Negli ultimi anni numerose sono state le “contestazioni” che il mondo della critica ha fatto al cinema italiano. Una delle più acute ed interessanti riguardava una certa incomprensibile incapacità da parte dei nostri cineasti di rileggere e rielaborare la storia recente e di concentrarsi sui grandi eventi politici che, nel bene e nel male, avevano caratterizzato le vicende della vecchia Europa. Si è trattata, a parte pochi casi isolati (come Il muro di gomma di Marco Risi), di una sorta di fuga nella comicità, nel microsociale e in uno psicologismo minimalista che mirava a rappresentare situazioni poco collegate al contesto esterno. Da qualche tempo a questa parte, invece, si sta respirando una nuova aria. Alcuni cineasti sembrano essersi accorti che dimenticare la storia d’Italia e gli accadimenti della politica aveva portato ad un’involuzione creativa notevole, ad un isolamento puramente commerciale della nostra cinematografia, ormai con il respiro corto e lo sguardo miope.
A dare il via a questo “rinascimento” dello spirito di analisi delle vicende politiche (e non solo) ci ha pensato Marco Tullio Giordana già qualche tempo fa con I cento passi. Ora vi è stato un ulteriore passo in avanti con il monumentale (per il cinema) La meglio gioventù. La bravura del regista è consistita proprio nell’aver coniugato i percorsi interiori dei protagonisti con lo svolgersi degli eventi che hanno cambiato il nostro paese. Così, ne è venuto fuori un commovente e rigoroso affresco di una società che negli anni dal 1966 al 2000 ha affrontato notevoli mutazioni, passando dall’impegno politico, agli anni di piombo, dai tragici anni ottanta all’epoca del “berlusconismo” (che ancora ci riguarda). Giordana ha saputo con estrema chiarezza ripercorrere la vita di una generazione di italiani che si è trovata a dover migliorare il carattere di un paese moniliticamente “catto-conservatore” e sempre restio ad accettare innovazioni e svolte decisive. Allo stesso tempo l’autore ha però rispettato il carattere dei suoi personaggi, sempre ben delineati ed inseriti in modo armonioso negli avvenimenti storici.
Ma la percezione di questa autentica esplosione del nuovo atteggiamento del nostro cinema si è si avuta alla 60esima edizione della Mostra Internazionale d’Arte Cinematografica di Venezia. Tre film, Segreti di Stato di Paolo Benvenuti, Buongiorno, Notte di Marco Bellocchio, The Dreamers di Bernardo Bertolucci, tre stili molto diversi, tre opere dense di significato, tre esperienze cinematografiche che si sono confrontate in un Festival nell’ambito del quale, raramente negli ultimi tempi, il cinema italiano ha saputo lasciare il segno.
Paolo Benvenuti ha utilizzato la strage di Portella della Ginestra per metter a fuoco con tratto rigoroso e preciso gli intrecci politici interni ed internazionali che portarono alla realizzazione di uno dei crimini più efferati ed ingiustificati compiuti nella “rinascente” Italia degli anni cinquanta. Il regista toscano, come suo solito, ha realizzato un film compatto, drammaturgicamente solido e visivamente curato, proprio perché pittoricamente concepito.
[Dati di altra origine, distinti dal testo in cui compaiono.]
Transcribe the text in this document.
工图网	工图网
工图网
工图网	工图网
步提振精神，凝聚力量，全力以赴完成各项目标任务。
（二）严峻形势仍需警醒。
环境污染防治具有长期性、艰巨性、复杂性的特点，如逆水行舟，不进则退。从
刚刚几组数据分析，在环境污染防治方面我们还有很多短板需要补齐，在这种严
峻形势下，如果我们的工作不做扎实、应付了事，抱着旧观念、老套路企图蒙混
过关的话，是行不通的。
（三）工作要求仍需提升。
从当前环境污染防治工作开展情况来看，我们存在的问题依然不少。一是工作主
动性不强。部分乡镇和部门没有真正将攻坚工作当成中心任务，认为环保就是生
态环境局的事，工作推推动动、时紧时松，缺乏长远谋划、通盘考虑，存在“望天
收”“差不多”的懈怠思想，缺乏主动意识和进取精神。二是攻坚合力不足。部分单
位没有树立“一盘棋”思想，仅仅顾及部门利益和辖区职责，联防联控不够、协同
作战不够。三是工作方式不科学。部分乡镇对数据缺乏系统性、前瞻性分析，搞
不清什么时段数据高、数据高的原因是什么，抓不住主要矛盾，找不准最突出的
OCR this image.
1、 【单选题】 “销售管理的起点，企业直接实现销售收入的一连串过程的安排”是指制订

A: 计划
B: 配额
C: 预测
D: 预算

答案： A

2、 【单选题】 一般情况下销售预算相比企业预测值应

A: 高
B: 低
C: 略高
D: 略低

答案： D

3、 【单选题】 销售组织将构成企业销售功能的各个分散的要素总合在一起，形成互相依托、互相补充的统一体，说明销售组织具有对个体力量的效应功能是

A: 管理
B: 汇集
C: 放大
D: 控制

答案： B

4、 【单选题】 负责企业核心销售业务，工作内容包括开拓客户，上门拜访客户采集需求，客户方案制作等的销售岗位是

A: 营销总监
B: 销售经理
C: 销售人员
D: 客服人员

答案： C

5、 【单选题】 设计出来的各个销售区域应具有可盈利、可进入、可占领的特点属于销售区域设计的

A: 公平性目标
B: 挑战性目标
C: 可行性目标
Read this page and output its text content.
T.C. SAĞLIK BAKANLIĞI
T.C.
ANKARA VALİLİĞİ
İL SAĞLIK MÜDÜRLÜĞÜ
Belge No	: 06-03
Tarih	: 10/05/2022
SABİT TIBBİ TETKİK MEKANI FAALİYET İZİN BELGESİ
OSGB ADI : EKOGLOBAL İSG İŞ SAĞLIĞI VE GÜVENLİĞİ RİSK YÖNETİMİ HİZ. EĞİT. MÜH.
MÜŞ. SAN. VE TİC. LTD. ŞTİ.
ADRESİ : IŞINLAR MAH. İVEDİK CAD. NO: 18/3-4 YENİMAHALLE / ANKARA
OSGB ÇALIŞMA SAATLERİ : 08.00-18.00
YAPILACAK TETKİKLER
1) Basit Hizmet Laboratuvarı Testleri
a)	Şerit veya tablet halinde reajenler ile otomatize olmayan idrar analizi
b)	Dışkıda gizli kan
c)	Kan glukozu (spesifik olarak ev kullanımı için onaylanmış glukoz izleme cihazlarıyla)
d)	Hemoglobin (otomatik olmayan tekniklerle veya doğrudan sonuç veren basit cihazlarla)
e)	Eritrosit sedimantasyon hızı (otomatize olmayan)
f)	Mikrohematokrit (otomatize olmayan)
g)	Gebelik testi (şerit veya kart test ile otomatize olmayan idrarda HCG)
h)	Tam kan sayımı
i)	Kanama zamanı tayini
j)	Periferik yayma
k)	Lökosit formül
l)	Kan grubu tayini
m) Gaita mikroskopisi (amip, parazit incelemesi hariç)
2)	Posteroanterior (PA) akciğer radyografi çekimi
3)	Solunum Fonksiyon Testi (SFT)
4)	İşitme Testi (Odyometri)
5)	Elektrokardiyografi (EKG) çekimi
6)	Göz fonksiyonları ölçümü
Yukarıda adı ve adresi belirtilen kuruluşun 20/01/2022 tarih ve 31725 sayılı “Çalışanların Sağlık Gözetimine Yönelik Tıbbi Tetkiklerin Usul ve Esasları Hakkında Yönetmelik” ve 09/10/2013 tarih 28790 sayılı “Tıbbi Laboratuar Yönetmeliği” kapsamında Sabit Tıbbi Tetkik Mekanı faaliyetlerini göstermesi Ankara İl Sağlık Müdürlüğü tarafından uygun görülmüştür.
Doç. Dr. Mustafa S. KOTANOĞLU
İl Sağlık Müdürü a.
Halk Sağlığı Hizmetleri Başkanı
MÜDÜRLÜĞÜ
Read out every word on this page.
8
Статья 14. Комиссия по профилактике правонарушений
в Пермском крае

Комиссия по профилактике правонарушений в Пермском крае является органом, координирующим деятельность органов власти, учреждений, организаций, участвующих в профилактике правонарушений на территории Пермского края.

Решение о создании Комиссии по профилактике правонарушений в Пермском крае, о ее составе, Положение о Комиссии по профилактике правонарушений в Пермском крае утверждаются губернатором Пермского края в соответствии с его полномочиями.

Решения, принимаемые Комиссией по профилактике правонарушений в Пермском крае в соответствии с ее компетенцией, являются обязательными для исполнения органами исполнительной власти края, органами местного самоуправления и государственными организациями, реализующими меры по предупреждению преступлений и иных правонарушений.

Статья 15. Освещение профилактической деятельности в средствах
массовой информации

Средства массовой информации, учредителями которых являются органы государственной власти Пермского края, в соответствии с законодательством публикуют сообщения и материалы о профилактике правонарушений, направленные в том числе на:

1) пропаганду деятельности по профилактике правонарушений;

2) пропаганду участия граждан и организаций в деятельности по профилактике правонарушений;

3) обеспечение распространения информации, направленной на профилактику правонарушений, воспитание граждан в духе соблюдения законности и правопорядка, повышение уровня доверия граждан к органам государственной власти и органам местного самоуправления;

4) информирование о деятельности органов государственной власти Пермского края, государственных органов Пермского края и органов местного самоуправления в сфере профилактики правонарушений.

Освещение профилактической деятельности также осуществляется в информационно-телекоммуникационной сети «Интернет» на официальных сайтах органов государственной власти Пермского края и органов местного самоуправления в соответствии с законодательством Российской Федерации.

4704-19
Ma, cosa ormai rara, oltre a ricostruire con dovizia di particolari la meccanica di quell’assurdo massacro si è preso la responsabilità di concepire un teorema, con tanto di facce, nomi e cognomi, forse non sostenuto da prove e controprove, ma in grado di fotografare la gestione del potere che per almeno cinquant’anni ha riguardato il nostro paese. E poi, finalmente, ci sono state polemiche e salutari discussioni, risentimenti e prese di posizione, fenomeni di cui francamente dalle nostre parti c’eravamo dimenticati.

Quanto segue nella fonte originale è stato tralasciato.